Heating my broodies

Discussion in 'Raising Baby Chicks' started by Hungarylife, Aug 27, 2014.

  1. Hungarylife

    Hungarylife In the Brooder

    Jun 9, 2014
    Do I need to leave the heat lamp on my 3 day old chicks 24/7?

    It seems awfully bright in their box.

    They are in the house at the moment and it is not cold.
  2. HugHess

    HugHess Chickrack Addict

    Jul 14, 2014

    It's my understanding, and please verify this within the raising chicks thread in The Learning Center, as well as other posters... your newborn chicks definitely need to start out at 100 degrees 24/7 for their first week and then they can be dropped by roughly 5 degrees for /each week after that...24/7 until they are fully feathered, usually between 6-8 weeks (I believe).

    So, short answer, yes they do. If the light is bothering anyone you can switch it out for the lights at the pet store usually for reptiles. They come in red and bluish black. There are also ceramic heaters out there.

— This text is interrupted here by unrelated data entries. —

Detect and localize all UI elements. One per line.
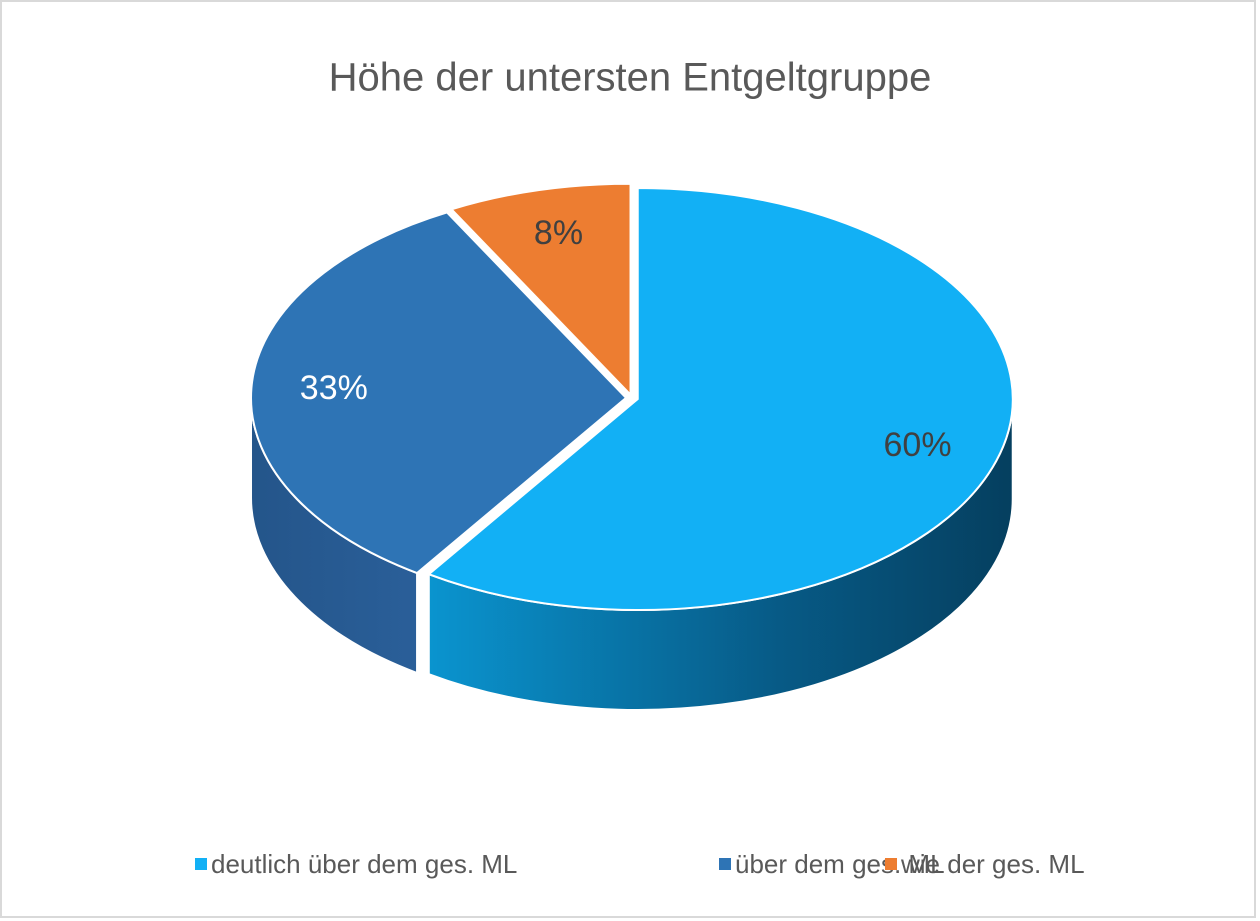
legend-swatch	[885, 858, 897, 870]
chart-title: Höhe der untersten Entgeltgruppe	[329, 56, 932, 100]
data-label: 33%	[300, 369, 368, 407]
slice	[250, 211, 628, 575]
legend-label: über dem ges. ML	[735, 849, 945, 879]
legend-swatch	[195, 858, 207, 870]
slice	[426, 186, 1014, 611]
data-label: 60%	[884, 426, 952, 464]
legend-label: wie der ges. ML	[900, 849, 1085, 879]
data-label: 8%	[534, 214, 583, 252]
legend-label: deutlich über dem ges. ML	[211, 849, 517, 879]
slice	[449, 182, 632, 398]
legend-swatch	[719, 858, 731, 870]
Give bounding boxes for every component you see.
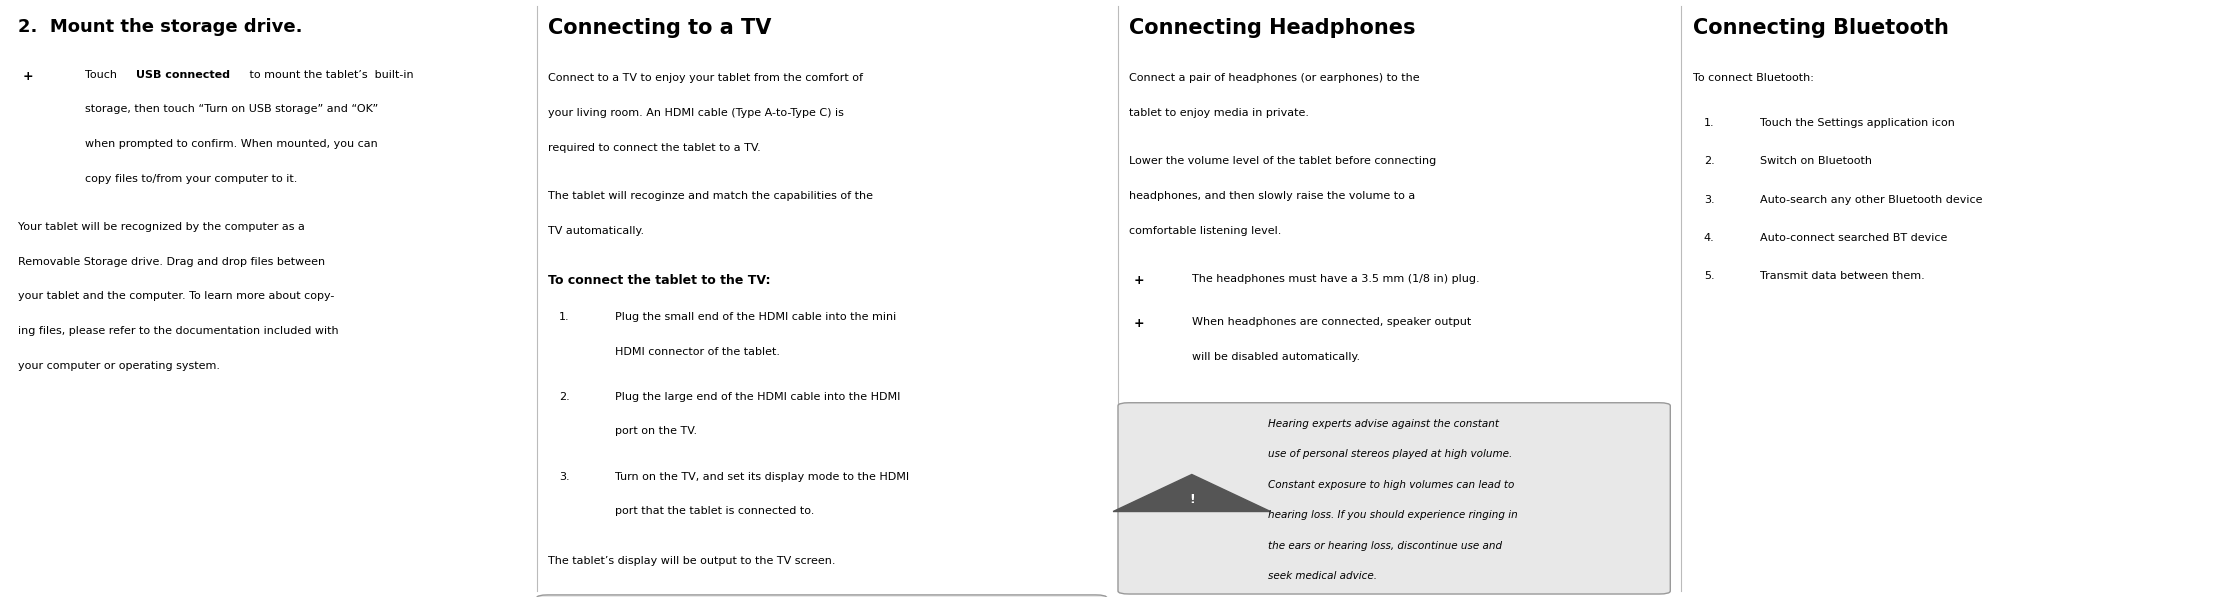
- Text: the ears or hearing loss, discontinue use and: the ears or hearing loss, discontinue us…: [1268, 541, 1503, 551]
- Text: Turn on the TV, and set its display mode to the HDMI: Turn on the TV, and set its display mode…: [615, 472, 910, 482]
- Text: copy files to/from your computer to it.: copy files to/from your computer to it.: [85, 174, 297, 184]
- Text: comfortable listening level.: comfortable listening level.: [1129, 226, 1281, 236]
- Text: 3.: 3.: [1704, 195, 1715, 205]
- Text: tablet to enjoy media in private.: tablet to enjoy media in private.: [1129, 108, 1310, 118]
- Text: ing files, please refer to the documentation included with: ing files, please refer to the documenta…: [18, 326, 338, 336]
- Text: when prompted to confirm. When mounted, you can: when prompted to confirm. When mounted, …: [85, 139, 378, 149]
- Text: +: +: [1134, 274, 1145, 287]
- Text: Plug the large end of the HDMI cable into the HDMI: Plug the large end of the HDMI cable int…: [615, 392, 901, 402]
- Text: use of personal stereos played at high volume.: use of personal stereos played at high v…: [1268, 450, 1512, 459]
- Text: To connect Bluetooth:: To connect Bluetooth:: [1693, 73, 1813, 84]
- Text: Connecting to a TV: Connecting to a TV: [548, 18, 771, 38]
- Text: 1.: 1.: [1704, 118, 1715, 128]
- Text: 1.: 1.: [559, 312, 570, 322]
- Text: Transmit data between them.: Transmit data between them.: [1760, 270, 1925, 281]
- Text: will be disabled automatically.: will be disabled automatically.: [1192, 352, 1359, 362]
- Text: port on the TV.: port on the TV.: [615, 426, 698, 436]
- Text: Lower the volume level of the tablet before connecting: Lower the volume level of the tablet bef…: [1129, 156, 1436, 167]
- Text: 2.: 2.: [1704, 156, 1715, 167]
- Text: !: !: [1190, 493, 1194, 506]
- Text: 3.: 3.: [559, 472, 570, 482]
- Text: HDMI connector of the tablet.: HDMI connector of the tablet.: [615, 347, 780, 357]
- Text: Connecting Bluetooth: Connecting Bluetooth: [1693, 18, 1948, 38]
- Text: Connect a pair of headphones (or earphones) to the: Connect a pair of headphones (or earphon…: [1129, 73, 1420, 84]
- Text: 5.: 5.: [1704, 270, 1715, 281]
- Text: The tablet will recoginze and match the capabilities of the: The tablet will recoginze and match the …: [548, 191, 872, 201]
- Text: Touch the Settings application icon: Touch the Settings application icon: [1760, 118, 1954, 128]
- Text: +: +: [22, 70, 34, 83]
- Text: To connect the tablet to the TV:: To connect the tablet to the TV:: [548, 274, 771, 287]
- Text: port that the tablet is connected to.: port that the tablet is connected to.: [615, 506, 814, 516]
- Text: Plug the small end of the HDMI cable into the mini: Plug the small end of the HDMI cable int…: [615, 312, 897, 322]
- Text: your computer or operating system.: your computer or operating system.: [18, 361, 219, 371]
- Text: required to connect the tablet to a TV.: required to connect the tablet to a TV.: [548, 143, 760, 153]
- Text: Auto-connect searched BT device: Auto-connect searched BT device: [1760, 233, 1948, 242]
- Text: to mount the tablet’s  built-in: to mount the tablet’s built-in: [246, 70, 414, 80]
- Text: your living room. An HDMI cable (Type A-to-Type C) is: your living room. An HDMI cable (Type A-…: [548, 108, 843, 118]
- Text: Switch on Bluetooth: Switch on Bluetooth: [1760, 156, 1872, 167]
- Text: hearing loss. If you should experience ringing in: hearing loss. If you should experience r…: [1268, 510, 1518, 520]
- Text: seek medical advice.: seek medical advice.: [1268, 571, 1377, 581]
- Text: Removable Storage drive. Drag and drop files between: Removable Storage drive. Drag and drop f…: [18, 257, 324, 267]
- Text: Hearing experts advise against the constant: Hearing experts advise against the const…: [1268, 419, 1498, 429]
- Text: your tablet and the computer. To learn more about copy-: your tablet and the computer. To learn m…: [18, 291, 333, 301]
- Text: headphones, and then slowly raise the volume to a: headphones, and then slowly raise the vo…: [1129, 191, 1415, 201]
- Text: Your tablet will be recognized by the computer as a: Your tablet will be recognized by the co…: [18, 222, 304, 232]
- Text: 4.: 4.: [1704, 233, 1715, 242]
- FancyBboxPatch shape: [537, 595, 1107, 597]
- Text: Auto-search any other Bluetooth device: Auto-search any other Bluetooth device: [1760, 195, 1983, 205]
- Text: USB connected: USB connected: [136, 70, 230, 80]
- Polygon shape: [1114, 475, 1270, 512]
- Text: The headphones must have a 3.5 mm (1/8 in) plug.: The headphones must have a 3.5 mm (1/8 i…: [1192, 274, 1480, 284]
- Text: 2.  Mount the storage drive.: 2. Mount the storage drive.: [18, 18, 302, 36]
- Text: Touch: Touch: [85, 70, 121, 80]
- Text: The tablet’s display will be output to the TV screen.: The tablet’s display will be output to t…: [548, 556, 836, 567]
- Text: When headphones are connected, speaker output: When headphones are connected, speaker o…: [1192, 318, 1471, 327]
- Text: Connecting Headphones: Connecting Headphones: [1129, 18, 1415, 38]
- Text: 2.: 2.: [559, 392, 570, 402]
- Text: Connect to a TV to enjoy your tablet from the comfort of: Connect to a TV to enjoy your tablet fro…: [548, 73, 863, 84]
- Text: +: +: [1134, 318, 1145, 330]
- Text: storage, then touch “Turn on USB storage” and “OK”: storage, then touch “Turn on USB storage…: [85, 104, 378, 115]
- Text: TV automatically.: TV automatically.: [548, 226, 644, 236]
- FancyBboxPatch shape: [1118, 403, 1670, 594]
- Text: Constant exposure to high volumes can lead to: Constant exposure to high volumes can le…: [1268, 480, 1514, 490]
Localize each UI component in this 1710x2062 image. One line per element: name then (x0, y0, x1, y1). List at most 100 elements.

    Hope this helps... Learning Center will answer that and probably anything else you may wonder about.
    Last edited: Aug 27, 2014
  3. iwiw60

    iwiw60 Crowing

    Jan 27, 2014
    Central Oregon
    I started my day-old chicks out at 95 the first week, then lowered the temp 5 degrees each succeeding week. I don't know what the temps are where you live right now, but when 'your' temps coincide with what you're running for 'them' you can quit with the heat lamp. Personally, I think 100 degrees is waaaay too hot even for new chicks.
  4. RJSorensen

    RJSorensen Chicken George

    Normal body temperature of chickens is 102-103F, so 100 degrees is ok with new born chicks. Chickens can not regulate their body temperature until they are around five weeks or so, depending on how fast they feather out. You should have at least 18 inches from the 'red' heat lamp and the floor of your brooder. Reducing the temperature 5 degrees a week is per normal practice. Keep in mind enough space for your birds to move away from the heat if they feel a tad warm.